Le travail du sol comme solution alternative au Pledge, Eric Percher, n’ose même pas l’envisager. « Parce que cela signifierait s’asseoir sur le bilan carbone, exploser les dépenses de GNR, accentuer les problèmes de main-d’œuvre et devenir dépendant de la pluviométrie. Quand on voit les cumuls de pluies que l’on a eu en 2024 et la météo très humide de ce début d’année, croire que l’on va pouvoir travailler les sols au bon moment au printemps est une hérésie. Les sols gorgés d’eau sont impraticables. L’alternative au Pledge doit être économiquement et techniquement viable. Sans quoi, avec la crise économique que nous traversons, nous fonçons droit dans le mur », assure-t-il.
Xavier Besson voit poindre une alternative. « Ascenza doit commercialiser d’ici fin 2025 un nouvel herbicide à base de flazasulfuron et d’iodosulfuron, une nouvelle molécule. Cela va permettre d’élargir le spectre d’action par rapport au Katana, mais restera insuffisant pour maîtriser érigérons, épilobes et séneçons ». L’interdiction du Pledge est bien une mauvaise nouvelle pour de nombreux vignerons.

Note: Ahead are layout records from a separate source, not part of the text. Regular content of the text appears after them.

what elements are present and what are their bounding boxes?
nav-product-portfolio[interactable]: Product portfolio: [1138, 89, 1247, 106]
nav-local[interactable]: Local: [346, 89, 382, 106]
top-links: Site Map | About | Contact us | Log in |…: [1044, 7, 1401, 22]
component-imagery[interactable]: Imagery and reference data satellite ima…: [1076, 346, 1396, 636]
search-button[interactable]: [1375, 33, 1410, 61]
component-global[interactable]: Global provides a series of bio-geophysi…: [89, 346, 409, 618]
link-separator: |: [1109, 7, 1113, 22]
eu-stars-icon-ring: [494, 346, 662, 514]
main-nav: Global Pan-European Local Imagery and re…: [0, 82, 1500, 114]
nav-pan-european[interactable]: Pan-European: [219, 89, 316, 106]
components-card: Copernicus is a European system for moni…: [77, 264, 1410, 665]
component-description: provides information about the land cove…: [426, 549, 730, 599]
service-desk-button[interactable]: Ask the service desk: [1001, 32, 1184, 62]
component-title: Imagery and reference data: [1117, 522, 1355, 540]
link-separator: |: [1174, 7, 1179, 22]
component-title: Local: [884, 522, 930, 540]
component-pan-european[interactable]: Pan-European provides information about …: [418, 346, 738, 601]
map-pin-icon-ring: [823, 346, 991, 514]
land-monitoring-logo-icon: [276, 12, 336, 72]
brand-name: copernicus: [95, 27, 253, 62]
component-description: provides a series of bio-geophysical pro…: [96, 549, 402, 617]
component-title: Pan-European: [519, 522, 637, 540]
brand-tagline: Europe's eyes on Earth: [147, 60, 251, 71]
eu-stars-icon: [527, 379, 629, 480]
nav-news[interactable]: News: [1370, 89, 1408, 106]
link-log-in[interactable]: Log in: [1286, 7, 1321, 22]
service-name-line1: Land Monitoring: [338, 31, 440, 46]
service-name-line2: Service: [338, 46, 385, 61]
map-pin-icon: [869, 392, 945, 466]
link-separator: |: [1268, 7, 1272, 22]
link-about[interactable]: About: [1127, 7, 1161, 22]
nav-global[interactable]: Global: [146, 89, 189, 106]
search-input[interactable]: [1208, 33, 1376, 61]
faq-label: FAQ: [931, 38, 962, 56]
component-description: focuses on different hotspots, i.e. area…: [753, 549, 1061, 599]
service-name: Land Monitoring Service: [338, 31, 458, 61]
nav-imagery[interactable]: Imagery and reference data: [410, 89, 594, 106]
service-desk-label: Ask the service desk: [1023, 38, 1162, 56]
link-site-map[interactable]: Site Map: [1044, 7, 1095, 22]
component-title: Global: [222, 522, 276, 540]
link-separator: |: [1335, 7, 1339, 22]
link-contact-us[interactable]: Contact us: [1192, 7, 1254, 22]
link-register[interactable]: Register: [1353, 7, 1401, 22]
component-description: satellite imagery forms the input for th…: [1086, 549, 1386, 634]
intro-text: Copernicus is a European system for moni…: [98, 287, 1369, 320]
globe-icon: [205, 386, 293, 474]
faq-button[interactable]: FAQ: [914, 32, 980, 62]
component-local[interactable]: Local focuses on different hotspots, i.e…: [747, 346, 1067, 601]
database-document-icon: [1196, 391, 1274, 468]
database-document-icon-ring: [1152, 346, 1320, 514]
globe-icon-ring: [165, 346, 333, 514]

Les distributeurs ont jusqu’au mois de juin pour écouler leurs stocks de Pledge/Rami, et les vignerons jusque juin 2026 pour utiliser ce produit. Josquin Lernould, responsable marché agronomie chez Acolyance Vigne en Champagne, a déjà pu se couvrir pour la campagne à venir. « Nos clients sont assurés d’avoir du Pledge pour désherber début mars. Mais pour 2026, rien n’est moins sûr. Nos commandes sont encore en attente de validation chez le fournisseur ». De son côté, Philagro affirme être en train d’évaluer les volumes qu’elle pourrait fournir au marché d’ici la fin juin. En 2024, les utilisations du Pledge couvraient près de 130 000 hectares, selon les estimations de la firme. Appliqué dans la pratique sous le rang, à la dose de 500g/ha, il est le deuxième herbicide de pré-levée le plus vendu en France, non loin derrière le flazasulfuron.